Spark排程模式-FIFO和FAIR

阿新 • • 發佈：2019-02-06

　　Spark中的排程模式主要有兩種：FIFO和FAIR。預設情況下Spark的排程模式是FIFO（先進先出），誰先提交誰先執行，後面的任務需要等待前面的任務執行。而FAIR（公平排程）模式支援在排程池中為任務進行分組，不同的排程池權重不同，任務可以按照權重來決定執行順序。對這兩種排程模式的具體實現，接下來會根據spark-1.6.0的原始碼來進行詳細的分析。
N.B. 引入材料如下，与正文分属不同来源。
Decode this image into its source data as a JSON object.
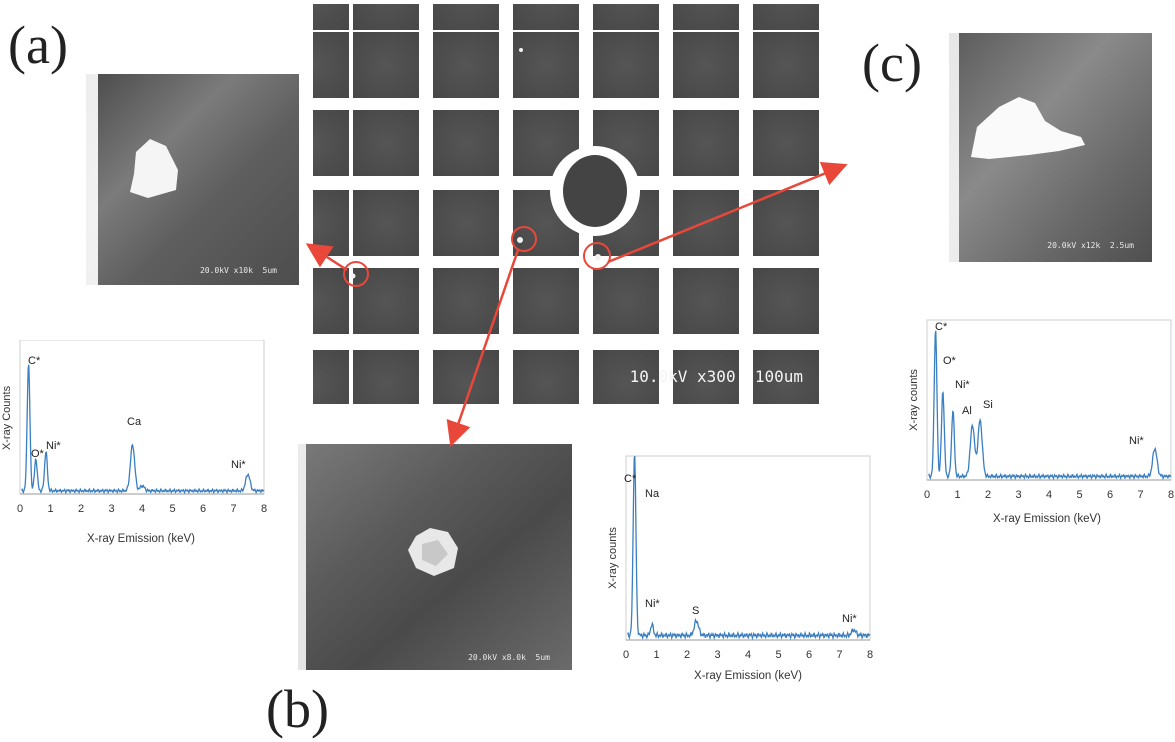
{
  "panels": {
    "a": {
      "label": "(a)",
      "sem_scalebar": "20.0kV x10k  5um",
      "spectrum": {
        "ylabel": "X-ray Counts",
        "xlabel": "X-ray Emission (keV)",
        "ticks": [
          "0",
          "1",
          "2",
          "3",
          "4",
          "5",
          "6",
          "7",
          "8"
        ],
        "peaks": [
          "C*",
          "O*",
          "Ni*",
          "Ca",
          "Ni*"
        ]
      }
    },
    "b": {
      "label": "(b)",
      "sem_scalebar": "20.0kV x8.0k  5um",
      "spectrum": {
        "ylabel": "X-ray counts",
        "xlabel": "X-ray Emission (keV)",
        "ticks": [
          "0",
          "1",
          "2",
          "3",
          "4",
          "5",
          "6",
          "7",
          "8"
        ],
        "peaks": [
          "C*",
          "Na",
          "Ni*",
          "S",
          "Ni*"
        ]
      }
    },
    "c": {
      "label": "(c)",
      "sem_scalebar": "20.0kV x12k  2.5um",
      "spectrum": {
        "ylabel": "X-ray counts",
        "xlabel": "X-ray Emission (keV)",
        "ticks": [
          "0",
          "1",
          "2",
          "3",
          "4",
          "5",
          "6",
          "7",
          "8"
        ],
        "peaks": [
          "C*",
          "O*",
          "Ni*",
          "Al",
          "Si",
          "Ni*"
        ]
      }
    }
  },
  "center": {
    "scalebar": "10.0kV x300  100um"
  },
  "colors": {
    "spectrum_line": "#3a7fc1",
    "arrow": "#e8473a",
    "grid_cell": "#505050",
    "grid_bar": "#ffffff"
  },
  "chart_data": [
    {
      "type": "line",
      "xlabel": "X-ray Emission (keV)",
      "ylabel": "X-ray Counts",
      "xlim": [
        0,
        8
      ],
      "series": [
        {
          "x": [
            0.28,
            0.52,
            0.85,
            3.69,
            4.01,
            7.47
          ],
          "values": [
            100,
            25,
            31,
            36,
            4,
            13
          ]
        }
      ],
      "annotations": [
        "C*",
        "O*",
        "Ni*",
        "Ca",
        "Ni*"
      ]
    },
    {
      "type": "line",
      "xlabel": "X-ray Emission (keV)",
      "ylabel": "X-ray counts",
      "xlim": [
        0,
        8
      ],
      "series": [
        {
          "x": [
            0.28,
            1.04,
            0.85,
            2.31,
            7.47
          ],
          "values": [
            100,
            0,
            6,
            8,
            3
          ]
        }
      ],
      "annotations": [
        "C*",
        "Na",
        "Ni*",
        "S",
        "Ni*"
      ]
    },
    {
      "type": "line",
      "xlabel": "X-ray Emission (keV)",
      "ylabel": "X-ray counts",
      "xlim": [
        0,
        8
      ],
      "series": [
        {
          "x": [
            0.28,
            0.52,
            0.85,
            1.49,
            1.74,
            7.47
          ],
          "values": [
            100,
            58,
            45,
            35,
            38,
            19
          ]
        }
      ],
      "annotations": [
        "C*",
        "O*",
        "Ni*",
        "Al",
        "Si",
        "Ni*"
      ]
    }
  ]
}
使用哪種排程器由引數spark.scheduler.mode來設定，可選的引數有FAIR和FIFO，預設是FIFO。

一、原始碼入口

　　在Scheduler模組中，當Stage劃分好，然後提交Task的過程中，會進入TaskSchedulerImpl#submitTasks方法。
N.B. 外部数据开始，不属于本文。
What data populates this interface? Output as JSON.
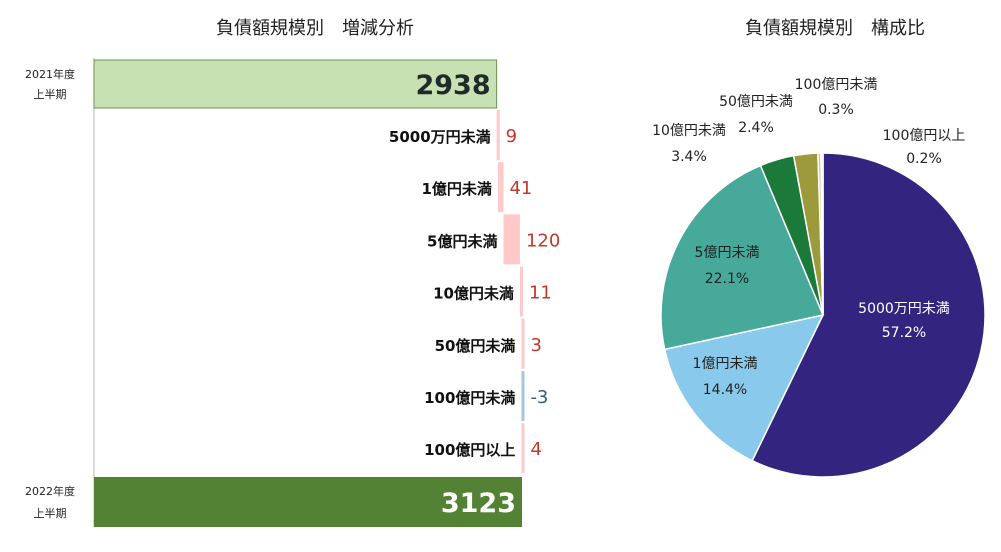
{
  "chart_data": [
    {
      "type": "bar",
      "subtype": "waterfall",
      "title": "負債額規模別　増減分析",
      "start": {
        "label_line1": "2021年度",
        "label_line2": "上半期",
        "value": 2938,
        "color": "#c7e1b3"
      },
      "end": {
        "label_line1": "2022年度",
        "label_line2": "上半期",
        "value": 3123,
        "color": "#548235"
      },
      "steps": [
        {
          "label": "5000万円未満",
          "value": 9
        },
        {
          "label": "1億円未満",
          "value": 41
        },
        {
          "label": "5億円未満",
          "value": 120
        },
        {
          "label": "10億円未満",
          "value": 11
        },
        {
          "label": "50億円未満",
          "value": 3
        },
        {
          "label": "100億円未満",
          "value": -3
        },
        {
          "label": "100億円以上",
          "value": 4
        }
      ],
      "positive_color": "#ffc9c9",
      "negative_color": "#a9c6dc",
      "positive_label_color": "#c0392b",
      "negative_label_color": "#2e5a87",
      "grid": false,
      "legend": "none"
    },
    {
      "type": "pie",
      "title": "負債額規模別　構成比",
      "slices": [
        {
          "label": "5000万円未満",
          "percent": 57.2,
          "value_text": "57.2%",
          "color": "#32247f"
        },
        {
          "label": "1億円未満",
          "percent": 14.4,
          "value_text": "14.4%",
          "color": "#89c9ec"
        },
        {
          "label": "5億円未満",
          "percent": 22.1,
          "value_text": "22.1%",
          "color": "#47a99a"
        },
        {
          "label": "10億円未満",
          "percent": 3.4,
          "value_text": "3.4%",
          "color": "#1b7a3a"
        },
        {
          "label": "50億円未満",
          "percent": 2.4,
          "value_text": "2.4%",
          "color": "#9c9a3a"
        },
        {
          "label": "100億円未満",
          "percent": 0.3,
          "value_text": "0.3%",
          "color": "#c9c98a"
        },
        {
          "label": "100億円以上",
          "percent": 0.2,
          "value_text": "0.2%",
          "color": "#ebe3c6"
        }
      ],
      "legend": "none"
    }
  ]
}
schedulableBuilder.addTaskSetManager(manager, manager.taskSet.properties)   //目前支援FIFO和FAIR兩種排程策略

　　在上面程式碼中有一個schedulableBuilder物件，這個物件在TaskSchedulerImpl類中的定義及實現可以參考下面這段原始碼：

var schedulableBuilder: SchedulableBuilder = null
...
  def initialize(backend: SchedulerBackend) {
    this.backend = backend
    // temporarily set rootPool name to empty 

    rootPool = new Pool("", schedulingMode, 0, 0)
    schedulableBuilder = {
      schedulingMode match {
        case SchedulingMode.FIFO =>
          new FIFOSchedulableBuilder(rootPool)  //rootPool包含了一組TaskSetManager
        case SchedulingMode.FAIR =>
          new FairSchedulableBuilder(rootPool, conf)  //rootPool包含了一組Pool樹，這棵樹的葉子節點都是TaskSetManager 

      }
    }
    schedulableBuilder.buildPools() //在FIFO中的實現是空
  }

　　根據使用者配置的SchedulingMode決定是生成FIFOSchedulableBuilder還是生成FairSchedulableBuilder型別的schedulableBuilder物件。
　　 SchedulableBuilder繼承關係
　　在生成schedulableBuilder後，呼叫其buildPools方法生成排程池。
　　排程模式由配置引數spark.scheduler.mode（預設值為FIFO）來確定。
　　兩種模式的排程邏輯圖如下：
　　排程模式邏輯圖

二、FIFOSchedulableBuilder

　　FIFO的rootPool包含一組TaskSetManager。從上面的類繼承圖中看出在FIFOSchedulableBuilder中有兩個方法：

1、buildPools

　　實現為空

override def buildPools() {
    // nothing
  }

所以，對於FIFO模式，獲取到schedulableBuilder物件後，在呼叫buildPools方法後，不做任何操作。

2、addTaskSetManager

　　該方法將TaskSetManager裝載到rootPool中。直接呼叫的方法是Pool#addSchedulable()。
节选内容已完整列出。